I didn’t plan on tutoring any children but my own. I enjoy teaching my children; in fact, I prefer to teach them more than I prefer to teach myself. But, through all the joys and trials of child raising, there is nothing better than a home-grown education. I made the mistake of putting my children back into public school this year. It was a choice they made, and they requested to go back. We have endured another year of the “governmental babysitting institution”, and as much as I would like to say that they have succeeded (which they did) I believe the school system has fallen way short of my high standards. The end of the school year is dated for May 21, and boy oh boy, we are all looking forward to that day!

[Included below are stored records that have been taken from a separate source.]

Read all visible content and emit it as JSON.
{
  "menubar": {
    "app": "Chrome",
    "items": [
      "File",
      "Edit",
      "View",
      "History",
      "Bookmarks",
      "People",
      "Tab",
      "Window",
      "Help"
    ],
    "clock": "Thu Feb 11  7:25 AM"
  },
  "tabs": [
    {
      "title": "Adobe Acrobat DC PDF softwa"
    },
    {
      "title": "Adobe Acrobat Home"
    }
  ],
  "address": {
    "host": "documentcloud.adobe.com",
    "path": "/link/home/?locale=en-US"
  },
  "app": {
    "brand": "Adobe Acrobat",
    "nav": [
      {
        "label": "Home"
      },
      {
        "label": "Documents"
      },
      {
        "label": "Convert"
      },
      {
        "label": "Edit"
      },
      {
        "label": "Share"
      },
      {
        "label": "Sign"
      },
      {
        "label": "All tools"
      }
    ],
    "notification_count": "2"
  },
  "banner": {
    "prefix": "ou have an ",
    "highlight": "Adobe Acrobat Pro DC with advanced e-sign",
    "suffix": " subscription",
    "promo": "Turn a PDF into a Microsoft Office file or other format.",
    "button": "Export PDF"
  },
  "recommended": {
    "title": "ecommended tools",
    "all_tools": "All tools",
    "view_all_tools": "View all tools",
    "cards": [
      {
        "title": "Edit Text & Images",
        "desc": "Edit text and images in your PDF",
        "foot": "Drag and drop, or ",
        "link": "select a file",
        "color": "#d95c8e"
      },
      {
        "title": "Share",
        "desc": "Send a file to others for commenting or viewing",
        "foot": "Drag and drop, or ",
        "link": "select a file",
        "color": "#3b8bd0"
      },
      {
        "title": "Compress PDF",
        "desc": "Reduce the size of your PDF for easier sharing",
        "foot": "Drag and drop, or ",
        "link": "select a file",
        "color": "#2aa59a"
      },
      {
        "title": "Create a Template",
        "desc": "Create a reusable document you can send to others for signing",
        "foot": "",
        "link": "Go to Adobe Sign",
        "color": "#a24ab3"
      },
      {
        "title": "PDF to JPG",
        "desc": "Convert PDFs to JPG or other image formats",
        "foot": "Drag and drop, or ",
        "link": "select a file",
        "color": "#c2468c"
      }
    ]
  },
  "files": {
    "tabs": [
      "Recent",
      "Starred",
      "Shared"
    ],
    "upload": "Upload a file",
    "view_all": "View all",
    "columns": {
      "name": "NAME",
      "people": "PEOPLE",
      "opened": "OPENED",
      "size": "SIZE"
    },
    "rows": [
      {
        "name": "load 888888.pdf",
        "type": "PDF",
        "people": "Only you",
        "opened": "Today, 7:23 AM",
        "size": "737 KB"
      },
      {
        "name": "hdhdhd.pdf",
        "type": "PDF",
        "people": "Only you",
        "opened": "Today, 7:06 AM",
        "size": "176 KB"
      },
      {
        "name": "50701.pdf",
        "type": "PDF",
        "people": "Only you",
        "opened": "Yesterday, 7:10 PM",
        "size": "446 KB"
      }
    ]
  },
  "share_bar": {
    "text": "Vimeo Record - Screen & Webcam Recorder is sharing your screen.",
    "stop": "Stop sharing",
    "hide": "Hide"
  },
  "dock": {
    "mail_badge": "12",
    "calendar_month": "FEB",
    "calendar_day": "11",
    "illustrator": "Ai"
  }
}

Call me crazy, but I am looking forward to summertime. I want my kids to sleep in, to eat a nutritious breakfast, and to savor all the moments at home. We have a loving and close family, and I wouldn’t trade it for anything else (except for heaven). My boys are unusual because they actually enjoy each other’s company (most of the time), and they look forward to being at home, playing games, reading books, watching movies (not TV), and the occasional wrestle on the floor. My little 2 1/2 year old girl wants to join in on the fun, and we include her in many of the activities.

Back to tutoring… well, I discovered that there is a need. Our neighborhood is full of children who are suffering from public school syndrome as well. They have parents who care about them, but the parents don’t have the inclination or knowledge to help them make it through the next level. So, one by one, I am answering the call to help the children. I have even created a flyer to designate my newfound, home-based business/ministry. I am calling the tutoring service, “School Escape Educators”, or SEE for short. My heart is, and has always been, for children.

May God richly bless each of you who reads this post. If you are a believer, I ask for your prayers. Education does not solely occur in a classroom, sitting behind a desk, and listening to a lecture. True education is every day, every minute, and every opportunity. If we could all have this attitude toward learning, there may be more children out there who will begin to see their parents teach them at home, too. Until then, I gladly accept the challenge of reaching out to the children in my neighborhood who need a little one-on-one attention and understanding. Ciao!